# Implementation of Async. one-step Q-learning

In [1]:
import itertools
import shutil
import threading
import multiprocessing
import gym
import numpy as np
import tensorflow as tf
import tensorflow.contrib.slim as slim
import matplotlib.pyplot as plt
%matplotlib inline
import random
import sys
import cv2
import os
import time
from tqdm import tqdm
import Gym_Auxiliar as Aux_Gym

from inspect import getsourcefile
current_path = os.path.dirname(os.path.abspath(getsourcefile(lambda:0)))
import_path = os.path.abspath(os.path.join(current_path, ".."))

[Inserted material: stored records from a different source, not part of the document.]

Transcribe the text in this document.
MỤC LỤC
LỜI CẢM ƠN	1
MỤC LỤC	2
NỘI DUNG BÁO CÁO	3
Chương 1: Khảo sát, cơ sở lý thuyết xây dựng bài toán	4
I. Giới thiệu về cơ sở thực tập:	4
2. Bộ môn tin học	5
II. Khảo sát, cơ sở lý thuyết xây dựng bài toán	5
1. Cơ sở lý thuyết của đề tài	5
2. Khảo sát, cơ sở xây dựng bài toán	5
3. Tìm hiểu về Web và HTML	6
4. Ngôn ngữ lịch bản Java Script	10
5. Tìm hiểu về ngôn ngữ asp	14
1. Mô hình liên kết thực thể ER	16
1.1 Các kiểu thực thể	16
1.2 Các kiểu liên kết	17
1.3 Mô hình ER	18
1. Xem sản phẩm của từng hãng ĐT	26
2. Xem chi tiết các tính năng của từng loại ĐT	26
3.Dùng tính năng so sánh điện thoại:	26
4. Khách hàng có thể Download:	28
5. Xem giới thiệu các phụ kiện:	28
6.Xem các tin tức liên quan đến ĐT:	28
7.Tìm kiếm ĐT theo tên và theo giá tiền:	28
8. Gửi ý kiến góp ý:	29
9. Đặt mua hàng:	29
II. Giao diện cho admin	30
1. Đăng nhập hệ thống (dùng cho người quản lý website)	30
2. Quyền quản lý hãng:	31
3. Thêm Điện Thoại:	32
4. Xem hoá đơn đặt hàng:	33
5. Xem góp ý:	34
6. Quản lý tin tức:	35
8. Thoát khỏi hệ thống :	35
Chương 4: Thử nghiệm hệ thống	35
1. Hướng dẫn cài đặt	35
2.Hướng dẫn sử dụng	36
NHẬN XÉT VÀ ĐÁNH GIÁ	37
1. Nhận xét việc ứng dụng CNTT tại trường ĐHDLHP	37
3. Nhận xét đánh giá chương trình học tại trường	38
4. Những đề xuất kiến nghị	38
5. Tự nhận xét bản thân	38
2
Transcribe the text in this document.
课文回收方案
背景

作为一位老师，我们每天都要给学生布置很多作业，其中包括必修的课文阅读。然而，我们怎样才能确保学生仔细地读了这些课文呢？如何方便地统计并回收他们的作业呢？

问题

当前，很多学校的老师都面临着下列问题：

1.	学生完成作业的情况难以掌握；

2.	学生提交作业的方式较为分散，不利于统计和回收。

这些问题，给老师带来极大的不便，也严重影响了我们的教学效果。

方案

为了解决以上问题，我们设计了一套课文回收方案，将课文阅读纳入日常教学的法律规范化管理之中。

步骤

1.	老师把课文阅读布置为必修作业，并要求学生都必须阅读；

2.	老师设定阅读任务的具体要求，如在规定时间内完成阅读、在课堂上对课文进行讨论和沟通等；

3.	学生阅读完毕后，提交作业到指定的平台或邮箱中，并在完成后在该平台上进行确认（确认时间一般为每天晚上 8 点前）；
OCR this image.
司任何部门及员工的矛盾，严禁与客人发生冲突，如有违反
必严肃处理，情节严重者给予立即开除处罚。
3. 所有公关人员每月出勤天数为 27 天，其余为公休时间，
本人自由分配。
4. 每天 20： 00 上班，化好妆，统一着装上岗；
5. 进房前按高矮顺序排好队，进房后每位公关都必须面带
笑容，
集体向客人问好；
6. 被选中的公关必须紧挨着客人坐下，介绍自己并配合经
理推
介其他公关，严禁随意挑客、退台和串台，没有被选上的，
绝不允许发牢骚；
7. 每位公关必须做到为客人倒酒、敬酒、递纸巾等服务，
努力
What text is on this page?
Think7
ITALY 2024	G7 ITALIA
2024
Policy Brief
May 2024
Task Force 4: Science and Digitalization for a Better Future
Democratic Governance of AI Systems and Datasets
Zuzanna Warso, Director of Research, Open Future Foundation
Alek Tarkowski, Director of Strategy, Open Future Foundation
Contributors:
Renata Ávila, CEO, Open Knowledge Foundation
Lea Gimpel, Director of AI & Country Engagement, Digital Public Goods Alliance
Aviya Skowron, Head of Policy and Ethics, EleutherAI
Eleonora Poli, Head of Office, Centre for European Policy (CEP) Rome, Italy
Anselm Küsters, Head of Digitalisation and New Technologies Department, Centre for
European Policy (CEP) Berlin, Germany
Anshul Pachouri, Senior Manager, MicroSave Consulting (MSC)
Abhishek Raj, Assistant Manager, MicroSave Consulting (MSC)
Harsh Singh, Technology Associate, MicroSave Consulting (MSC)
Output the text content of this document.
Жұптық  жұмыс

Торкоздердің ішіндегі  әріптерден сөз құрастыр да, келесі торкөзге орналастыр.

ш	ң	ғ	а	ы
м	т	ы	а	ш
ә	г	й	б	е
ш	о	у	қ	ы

if import_path not in sys.path:
    sys.path.append(import_path)

import commonOps as cops

In [2]:
conf_parameters = {
    'checkpoint_dir': 'Models/',
    'log_dir': 'Logs/',
    'env_name': 'Breakout-v0',
    'max_global_episodes': 1000000,
    
    'save_rate': 5000,             # Save model after X amount of episodes
    
    'update_target': 1000,         # Copy parameters from training into target network
    'async_update': 10,            # How often to perform an asynchronous update
    
    'eval_freq': 300,              # How often to test the performance of the network
    'eval_episodes': 20,           # Number of episodes to run when testing
    
    'reset': False,                # If set, delete the existing model directory and start training from scratch.
    'num_threads': 4,              # Number of threads to run.
    
    # Input size
    'screen_width': 84,
    'screen_height': 84,
    'history_length': 4,
    
    # Gym environment
    'pool_frame_size': 1,
    'random_start': 30,           # Maximum number of 'do nothing' actions at the start of an episode
    'action_repeat': 1,           # How many times should the same action be taken
    
    'gamma': 0.99,                # Discount factor
    'learning_rate': 0.00025,     # Learning rate
    
    'min_reward': -1,
    'max_reward': 1,
}

# Set the number of workers
num_workers = multiprocessing.cpu_count()
if conf_parameters['num_threads']:
    num_workers = conf_parameters['num_threads']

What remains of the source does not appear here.